= Chu An-min =

South Korean-born Taiwanese writer and publisher

Chu An-min (初安民 (Chho͘ An-bîn); born 1957) is a South Korean-born Taiwanese writer and publisher.

Chu's father was a traditional Chinese medicine practitioner from Yantai who fled the Chinese Civil War. Though he intended to settle in Taiwan, the elder Chu was unable to secure safe passage on a ship across the Taiwan Strait and moved to South Korea instead. Chu An-min was born in South Korea in 1957. As a child, Chu was read classics such as the Analects and Zuo Zhuan in lieu of other forms of entertainment such as playing outside or with toys. The literary foundation his father built for Chu connected him to Chinese culture. Chu An-min moved to Taiwan in 1977, and earned a Bachelor of Arts degree in Chinese literature from National Cheng Kung University in 1982. He taught for one year at Mingdao High School, then resigned to pursue a career in literature.
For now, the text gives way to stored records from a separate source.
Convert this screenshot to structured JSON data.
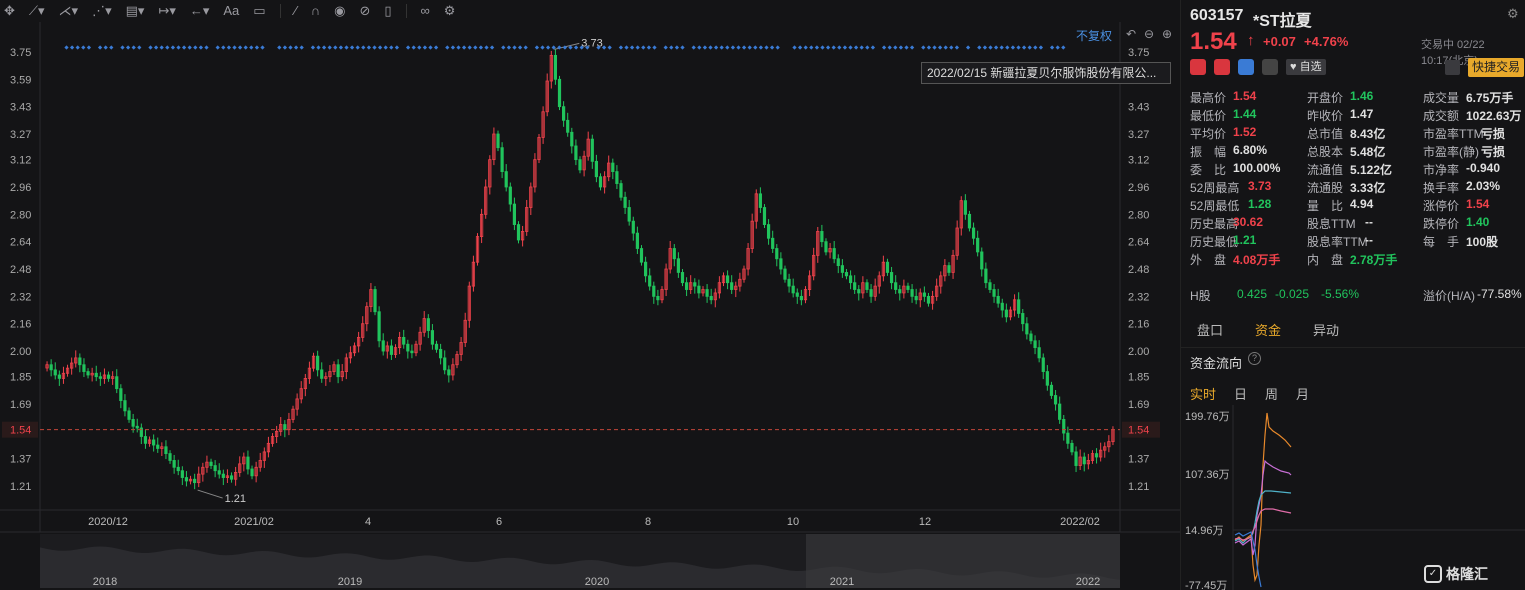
{
  "toolbar": {
    "icons": [
      "move-icon",
      "line-tool-icon",
      "draw-tool-icon",
      "pattern-tool-icon",
      "fib-tool-icon",
      "measure-tool-icon",
      "arrow-tool-icon",
      "text-tool-icon",
      "comment-icon",
      "pen-icon",
      "magnet-icon",
      "eye-icon",
      "hide-icon",
      "trash-icon",
      "link-icon",
      "settings-icon"
    ],
    "text_tool": "Aa"
  },
  "chart": {
    "fq_label": "不复权",
    "news_text": "2022/02/15 新疆拉夏贝尔服饰股份有限公...",
    "current_price_tag": "1.54",
    "high_mark": "3.73",
    "low_mark": "1.21",
    "nav_years": [
      "2018",
      "2019",
      "2020",
      "2021",
      "2022"
    ]
  },
  "chart_data": {
    "type": "candlestick",
    "title": "",
    "x_ticks": [
      "2020/12",
      "2021/02",
      "4",
      "6",
      "8",
      "10",
      "12",
      "2022/02"
    ],
    "y_ticks": [
      3.75,
      3.59,
      3.43,
      3.27,
      3.12,
      2.96,
      2.8,
      2.64,
      2.48,
      2.32,
      2.16,
      2.0,
      1.85,
      1.69,
      1.54,
      1.37,
      1.21
    ],
    "ylim": [
      1.07,
      3.82
    ],
    "period_high": 3.73,
    "period_low": 1.21,
    "last_price": 1.54,
    "close_series": [
      1.92,
      1.89,
      1.86,
      1.84,
      1.87,
      1.9,
      1.93,
      1.96,
      1.92,
      1.88,
      1.86,
      1.87,
      1.85,
      1.84,
      1.86,
      1.84,
      1.85,
      1.78,
      1.71,
      1.65,
      1.6,
      1.56,
      1.55,
      1.5,
      1.46,
      1.48,
      1.45,
      1.43,
      1.44,
      1.4,
      1.36,
      1.32,
      1.3,
      1.26,
      1.24,
      1.25,
      1.23,
      1.28,
      1.32,
      1.35,
      1.33,
      1.3,
      1.28,
      1.26,
      1.27,
      1.25,
      1.29,
      1.34,
      1.38,
      1.31,
      1.27,
      1.32,
      1.36,
      1.41,
      1.46,
      1.5,
      1.53,
      1.57,
      1.54,
      1.6,
      1.66,
      1.72,
      1.78,
      1.84,
      1.9,
      1.97,
      1.89,
      1.84,
      1.85,
      1.88,
      1.92,
      1.85,
      1.88,
      1.96,
      1.99,
      2.03,
      2.08,
      2.16,
      2.26,
      2.36,
      2.23,
      2.06,
      2.0,
      2.03,
      1.98,
      2.02,
      2.08,
      2.04,
      2.0,
      1.99,
      2.04,
      2.11,
      2.19,
      2.12,
      2.04,
      2.01,
      1.96,
      1.89,
      1.86,
      1.92,
      1.98,
      2.05,
      2.18,
      2.38,
      2.52,
      2.67,
      2.8,
      2.96,
      3.12,
      3.27,
      3.19,
      3.05,
      2.96,
      2.86,
      2.74,
      2.65,
      2.7,
      2.84,
      2.96,
      3.12,
      3.25,
      3.4,
      3.58,
      3.73,
      3.59,
      3.43,
      3.35,
      3.28,
      3.2,
      3.12,
      3.06,
      3.14,
      3.24,
      3.11,
      3.02,
      2.96,
      3.02,
      3.1,
      3.05,
      2.98,
      2.9,
      2.84,
      2.76,
      2.69,
      2.6,
      2.52,
      2.44,
      2.38,
      2.32,
      2.3,
      2.36,
      2.48,
      2.6,
      2.54,
      2.46,
      2.4,
      2.36,
      2.4,
      2.38,
      2.34,
      2.36,
      2.32,
      2.3,
      2.34,
      2.4,
      2.44,
      2.4,
      2.36,
      2.38,
      2.42,
      2.48,
      2.6,
      2.76,
      2.92,
      2.84,
      2.74,
      2.66,
      2.6,
      2.54,
      2.48,
      2.42,
      2.38,
      2.34,
      2.32,
      2.3,
      2.36,
      2.44,
      2.56,
      2.7,
      2.64,
      2.58,
      2.6,
      2.54,
      2.5,
      2.46,
      2.44,
      2.4,
      2.36,
      2.34,
      2.4,
      2.36,
      2.32,
      2.38,
      2.44,
      2.52,
      2.46,
      2.4,
      2.36,
      2.34,
      2.38,
      2.36,
      2.32,
      2.3,
      2.34,
      2.32,
      2.28,
      2.32,
      2.38,
      2.44,
      2.5,
      2.46,
      2.56,
      2.72,
      2.88,
      2.8,
      2.72,
      2.66,
      2.58,
      2.48,
      2.4,
      2.36,
      2.32,
      2.28,
      2.24,
      2.2,
      2.24,
      2.3,
      2.22,
      2.16,
      2.1,
      2.06,
      2.02,
      1.96,
      1.88,
      1.8,
      1.74,
      1.69,
      1.6,
      1.52,
      1.46,
      1.41,
      1.33,
      1.38,
      1.34,
      1.36,
      1.4,
      1.38,
      1.42,
      1.44,
      1.47,
      1.54
    ]
  },
  "quote": {
    "code": "603157",
    "name": "*ST拉夏",
    "price": "1.54",
    "arrow": "↑",
    "change": "+0.07",
    "change_pct": "+4.76%",
    "status": "交易中 02/22 10:17(北京)",
    "watch_label": "自选",
    "quick_trade": "快捷交易",
    "fields": [
      [
        {
          "l": "最高价",
          "v": "1.54",
          "c": "red"
        },
        {
          "l": "开盘价",
          "v": "1.46",
          "c": "green"
        },
        {
          "l": "成交量",
          "v": "6.75万手",
          "c": "white"
        }
      ],
      [
        {
          "l": "最低价",
          "v": "1.44",
          "c": "green"
        },
        {
          "l": "昨收价",
          "v": "1.47",
          "c": "white"
        },
        {
          "l": "成交额",
          "v": "1022.63万",
          "c": "white"
        }
      ],
      [
        {
          "l": "平均价",
          "v": "1.52",
          "c": "red"
        },
        {
          "l": "总市值",
          "v": "8.43亿",
          "c": "white"
        },
        {
          "l": "市盈率TTM",
          "v": "亏损",
          "c": "white"
        }
      ],
      [
        {
          "l": "振　幅",
          "v": "6.80%",
          "c": "white"
        },
        {
          "l": "总股本",
          "v": "5.48亿",
          "c": "white"
        },
        {
          "l": "市盈率(静)",
          "v": "亏损",
          "c": "white"
        }
      ],
      [
        {
          "l": "委　比",
          "v": "100.00%",
          "c": "white"
        },
        {
          "l": "流通值",
          "v": "5.122亿",
          "c": "white"
        },
        {
          "l": "市净率",
          "v": "-0.940",
          "c": "white"
        }
      ],
      [
        {
          "l": "52周最高",
          "v": "3.73",
          "c": "red"
        },
        {
          "l": "流通股",
          "v": "3.33亿",
          "c": "white"
        },
        {
          "l": "换手率",
          "v": "2.03%",
          "c": "white"
        }
      ],
      [
        {
          "l": "52周最低",
          "v": "1.28",
          "c": "green"
        },
        {
          "l": "量　比",
          "v": "4.94",
          "c": "white"
        },
        {
          "l": "涨停价",
          "v": "1.54",
          "c": "red"
        }
      ],
      [
        {
          "l": "历史最高",
          "v": "30.62",
          "c": "red"
        },
        {
          "l": "股息TTM",
          "v": "--",
          "c": "white"
        },
        {
          "l": "跌停价",
          "v": "1.40",
          "c": "green"
        }
      ],
      [
        {
          "l": "历史最低",
          "v": "1.21",
          "c": "green"
        },
        {
          "l": "股息率TTM",
          "v": "--",
          "c": "white"
        },
        {
          "l": "每　手",
          "v": "100股",
          "c": "white"
        }
      ],
      [
        {
          "l": "外　盘",
          "v": "4.08万手",
          "c": "red"
        },
        {
          "l": "内　盘",
          "v": "2.78万手",
          "c": "green"
        },
        {
          "l": "",
          "v": "",
          "c": "white"
        }
      ]
    ],
    "h_share": {
      "label": "H股",
      "price": "0.425",
      "change": "-0.025",
      "pct": "-5.56%",
      "premium_label": "溢价(H/A)",
      "premium": "-77.58%"
    }
  },
  "tabs": [
    "盘口",
    "资金",
    "异动"
  ],
  "active_tab": 1,
  "flow": {
    "title": "资金流向",
    "periods": [
      "实时",
      "日",
      "周",
      "月"
    ],
    "active_period": 0,
    "y_labels": [
      "199.76万",
      "107.36万",
      "14.96万",
      "-77.45万"
    ]
  },
  "logo_text": "格隆汇",
  "colors": {
    "up": "#f0424b",
    "down": "#21c45d",
    "accent": "#e8a92b",
    "link": "#4a90e2"
  }
}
Chu joined the staff of Unitas, a literary magazine published by the United Daily News Group, the parent company of the United Daily News, in an entry-level position, and received successive promotions over the years to become chief editor of the publication. As chief editor of Unitas, Chu received the literature editing award at the 2003 May Fourth Literary Prize ceremony, funded by the Wenhsun literary magazine. After two decades at Unitas, Chu founded the Ink Literary Monthly Publishing Company. While running Ink Publishing, Chu was named the 2021 recipient of the Golden Tripod special contributions award.